EAST/SeSAME syndrome mutations disrupt function of heteromeric Kir2.3/Kir4.1 channels at the basolateral membrane of the distal nephron

Basolateral inwardly rectifying K channels (Kir) in the distal nephron are essential for salt and mineral reabsorption. Mutations in Kir 4.1 cause profound renal salt wasting (EAST/SeSAME syndrome), suggesting that Kir 4.1 plays a dominant role through assembly with the other Kir subunits, like Kir 5.1. Here, we report that Kir2.3 and Kir4.1 co‐immunoprecipitate when co‐expressed in Cos cells, and co‐localize in the mouse distal nephron. As studied in Xenopus oocytes, co‐expression of Kir 2.3 with Kir4.1 potentiated K current density and increased cell surface expression.

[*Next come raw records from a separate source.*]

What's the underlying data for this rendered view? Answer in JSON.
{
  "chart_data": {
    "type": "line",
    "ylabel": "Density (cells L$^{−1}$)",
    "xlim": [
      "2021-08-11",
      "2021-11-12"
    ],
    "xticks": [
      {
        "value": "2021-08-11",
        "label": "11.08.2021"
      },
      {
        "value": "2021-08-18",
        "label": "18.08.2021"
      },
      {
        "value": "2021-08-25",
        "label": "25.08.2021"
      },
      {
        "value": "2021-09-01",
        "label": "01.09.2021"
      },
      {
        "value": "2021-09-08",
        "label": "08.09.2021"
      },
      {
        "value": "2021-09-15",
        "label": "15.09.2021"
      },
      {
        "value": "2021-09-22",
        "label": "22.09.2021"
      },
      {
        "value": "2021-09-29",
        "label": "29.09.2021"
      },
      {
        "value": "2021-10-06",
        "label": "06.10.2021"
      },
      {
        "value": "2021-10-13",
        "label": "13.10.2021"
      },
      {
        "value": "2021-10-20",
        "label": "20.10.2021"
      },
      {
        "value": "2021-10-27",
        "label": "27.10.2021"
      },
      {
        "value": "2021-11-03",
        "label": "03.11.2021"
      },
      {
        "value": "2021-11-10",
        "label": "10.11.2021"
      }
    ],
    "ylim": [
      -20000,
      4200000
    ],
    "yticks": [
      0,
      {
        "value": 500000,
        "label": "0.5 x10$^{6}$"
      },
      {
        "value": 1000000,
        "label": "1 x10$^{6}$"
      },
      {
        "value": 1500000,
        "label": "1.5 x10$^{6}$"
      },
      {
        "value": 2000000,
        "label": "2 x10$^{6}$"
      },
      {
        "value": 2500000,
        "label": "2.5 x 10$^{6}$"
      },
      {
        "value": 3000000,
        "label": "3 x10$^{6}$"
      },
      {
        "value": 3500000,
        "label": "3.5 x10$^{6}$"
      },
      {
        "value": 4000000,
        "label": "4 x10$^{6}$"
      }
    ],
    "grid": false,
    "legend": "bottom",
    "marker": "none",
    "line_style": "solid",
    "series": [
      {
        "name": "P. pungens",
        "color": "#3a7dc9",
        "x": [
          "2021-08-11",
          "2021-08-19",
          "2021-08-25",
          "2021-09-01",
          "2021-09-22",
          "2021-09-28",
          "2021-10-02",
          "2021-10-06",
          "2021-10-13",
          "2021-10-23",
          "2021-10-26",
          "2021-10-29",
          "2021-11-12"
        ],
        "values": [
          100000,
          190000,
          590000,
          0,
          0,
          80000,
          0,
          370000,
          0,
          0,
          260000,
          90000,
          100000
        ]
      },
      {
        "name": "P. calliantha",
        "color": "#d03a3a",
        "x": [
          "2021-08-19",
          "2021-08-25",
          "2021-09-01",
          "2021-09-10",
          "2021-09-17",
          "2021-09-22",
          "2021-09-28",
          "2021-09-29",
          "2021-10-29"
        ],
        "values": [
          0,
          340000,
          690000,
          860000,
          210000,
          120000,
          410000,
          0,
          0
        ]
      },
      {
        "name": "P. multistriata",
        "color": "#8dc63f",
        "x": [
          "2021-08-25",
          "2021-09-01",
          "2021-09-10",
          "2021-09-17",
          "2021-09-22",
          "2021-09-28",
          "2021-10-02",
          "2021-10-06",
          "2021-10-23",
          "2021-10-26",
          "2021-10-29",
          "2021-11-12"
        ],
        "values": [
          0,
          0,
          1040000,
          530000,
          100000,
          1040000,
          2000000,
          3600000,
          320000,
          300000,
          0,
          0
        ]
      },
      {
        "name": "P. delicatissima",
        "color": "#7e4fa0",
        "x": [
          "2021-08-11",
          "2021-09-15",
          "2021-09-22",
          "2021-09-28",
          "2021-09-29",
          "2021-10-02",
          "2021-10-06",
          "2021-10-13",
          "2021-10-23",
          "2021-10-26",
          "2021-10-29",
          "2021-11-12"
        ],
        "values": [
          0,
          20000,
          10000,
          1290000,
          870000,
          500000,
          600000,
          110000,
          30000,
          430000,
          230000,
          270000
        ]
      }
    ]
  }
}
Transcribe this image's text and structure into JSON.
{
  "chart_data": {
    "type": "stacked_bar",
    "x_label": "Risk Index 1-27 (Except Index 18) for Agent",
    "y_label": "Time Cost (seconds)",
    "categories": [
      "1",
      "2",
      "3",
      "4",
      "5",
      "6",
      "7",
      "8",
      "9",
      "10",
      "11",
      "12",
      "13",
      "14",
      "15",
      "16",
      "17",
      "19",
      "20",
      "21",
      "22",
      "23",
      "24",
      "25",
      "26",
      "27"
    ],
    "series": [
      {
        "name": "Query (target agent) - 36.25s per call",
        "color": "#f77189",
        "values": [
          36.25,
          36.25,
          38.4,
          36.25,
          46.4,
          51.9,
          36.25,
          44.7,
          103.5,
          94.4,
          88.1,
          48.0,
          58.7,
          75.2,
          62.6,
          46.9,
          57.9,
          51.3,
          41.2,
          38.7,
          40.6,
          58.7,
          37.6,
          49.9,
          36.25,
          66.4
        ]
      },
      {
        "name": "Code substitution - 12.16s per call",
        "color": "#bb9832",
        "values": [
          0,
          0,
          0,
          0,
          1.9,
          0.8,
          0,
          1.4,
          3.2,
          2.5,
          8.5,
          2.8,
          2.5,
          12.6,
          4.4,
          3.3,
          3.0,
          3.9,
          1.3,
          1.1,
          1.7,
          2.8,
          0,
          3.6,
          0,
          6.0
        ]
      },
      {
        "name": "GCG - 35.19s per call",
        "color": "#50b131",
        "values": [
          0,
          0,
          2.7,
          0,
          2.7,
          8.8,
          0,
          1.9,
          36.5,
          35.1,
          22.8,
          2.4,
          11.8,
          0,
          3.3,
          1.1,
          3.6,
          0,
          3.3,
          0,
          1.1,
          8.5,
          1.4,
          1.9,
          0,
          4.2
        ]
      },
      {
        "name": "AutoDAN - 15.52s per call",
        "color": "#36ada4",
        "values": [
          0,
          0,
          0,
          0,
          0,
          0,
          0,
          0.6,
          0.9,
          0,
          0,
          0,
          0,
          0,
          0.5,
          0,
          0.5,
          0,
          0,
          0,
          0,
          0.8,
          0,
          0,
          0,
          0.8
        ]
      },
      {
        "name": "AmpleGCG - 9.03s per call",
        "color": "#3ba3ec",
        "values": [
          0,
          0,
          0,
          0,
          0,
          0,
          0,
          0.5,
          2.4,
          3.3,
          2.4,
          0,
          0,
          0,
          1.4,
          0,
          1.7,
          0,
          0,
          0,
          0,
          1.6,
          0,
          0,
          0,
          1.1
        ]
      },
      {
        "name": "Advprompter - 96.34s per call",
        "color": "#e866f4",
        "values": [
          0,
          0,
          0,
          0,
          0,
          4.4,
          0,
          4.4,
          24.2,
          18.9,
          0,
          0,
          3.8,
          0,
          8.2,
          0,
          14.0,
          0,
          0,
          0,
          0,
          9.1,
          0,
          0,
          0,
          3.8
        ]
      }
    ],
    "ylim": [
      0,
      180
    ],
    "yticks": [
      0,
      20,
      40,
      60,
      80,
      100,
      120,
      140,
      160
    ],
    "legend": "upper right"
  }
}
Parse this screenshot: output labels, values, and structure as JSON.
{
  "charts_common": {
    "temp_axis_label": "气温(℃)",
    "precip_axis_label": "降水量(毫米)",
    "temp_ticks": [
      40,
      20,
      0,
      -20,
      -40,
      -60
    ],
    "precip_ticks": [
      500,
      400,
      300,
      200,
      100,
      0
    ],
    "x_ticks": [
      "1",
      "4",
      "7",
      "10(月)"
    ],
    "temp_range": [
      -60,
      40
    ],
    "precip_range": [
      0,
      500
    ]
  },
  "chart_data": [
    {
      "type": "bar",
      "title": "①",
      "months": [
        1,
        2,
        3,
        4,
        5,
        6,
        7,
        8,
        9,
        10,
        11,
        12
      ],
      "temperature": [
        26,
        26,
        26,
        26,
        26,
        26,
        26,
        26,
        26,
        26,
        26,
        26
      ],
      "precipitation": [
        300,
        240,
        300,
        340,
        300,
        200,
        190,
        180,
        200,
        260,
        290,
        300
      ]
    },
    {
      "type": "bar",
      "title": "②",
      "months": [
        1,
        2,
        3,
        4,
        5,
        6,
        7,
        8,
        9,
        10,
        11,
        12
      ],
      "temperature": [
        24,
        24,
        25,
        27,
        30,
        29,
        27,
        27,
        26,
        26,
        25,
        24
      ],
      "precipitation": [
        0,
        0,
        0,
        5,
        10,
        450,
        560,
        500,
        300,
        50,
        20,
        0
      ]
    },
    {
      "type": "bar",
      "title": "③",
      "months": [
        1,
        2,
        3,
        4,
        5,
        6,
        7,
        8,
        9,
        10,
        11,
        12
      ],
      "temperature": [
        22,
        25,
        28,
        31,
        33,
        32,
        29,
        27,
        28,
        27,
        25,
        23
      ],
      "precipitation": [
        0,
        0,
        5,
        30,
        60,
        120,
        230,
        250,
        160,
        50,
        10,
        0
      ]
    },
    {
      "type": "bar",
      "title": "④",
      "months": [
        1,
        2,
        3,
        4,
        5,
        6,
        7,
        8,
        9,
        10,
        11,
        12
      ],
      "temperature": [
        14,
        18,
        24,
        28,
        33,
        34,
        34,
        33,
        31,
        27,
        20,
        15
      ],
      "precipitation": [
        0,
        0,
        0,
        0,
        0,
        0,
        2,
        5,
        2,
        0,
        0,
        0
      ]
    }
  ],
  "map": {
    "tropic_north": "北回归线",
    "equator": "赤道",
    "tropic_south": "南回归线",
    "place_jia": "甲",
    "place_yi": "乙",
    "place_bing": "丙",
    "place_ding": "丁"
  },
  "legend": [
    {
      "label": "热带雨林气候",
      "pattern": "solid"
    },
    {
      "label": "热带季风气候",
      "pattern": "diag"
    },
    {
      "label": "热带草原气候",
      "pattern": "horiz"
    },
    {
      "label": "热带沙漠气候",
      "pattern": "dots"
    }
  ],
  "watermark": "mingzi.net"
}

A dominant negative mutation in the Kir4.1 blocked Kir2.3 activity, and a comparable mutation in Kir2.3 inhibited Kir4.1, indicating heteromeric assembly. At the single channel level, Kir2.3/4.1 channels exhibit properties different than Kir2.3 or Kir4.1 alone, more similar to the native channel in the CCD basolateral membrane. Interestingly, of the 6 studied EAST/SeSAME syndrome mutations, 4 of them (C140R, T164I, R297C, R199X) reduced Kir4.1/5.1 function, and 3 of them (R65P, C140R, T164I) exerted a similar effect on Kir2.3. In conclusion: 1) basolateral K channels of the distal nephron can be formed through heteromeric assembly of Kir4.1/5.1 or Kir4.1/2.3 subunits; 2) Consequently, the inhibitory effects of EAST/SeSAME syndrome mutations can be broadly transmitted throughout the basolateral membrane conductance. Funds from NIH & AHA.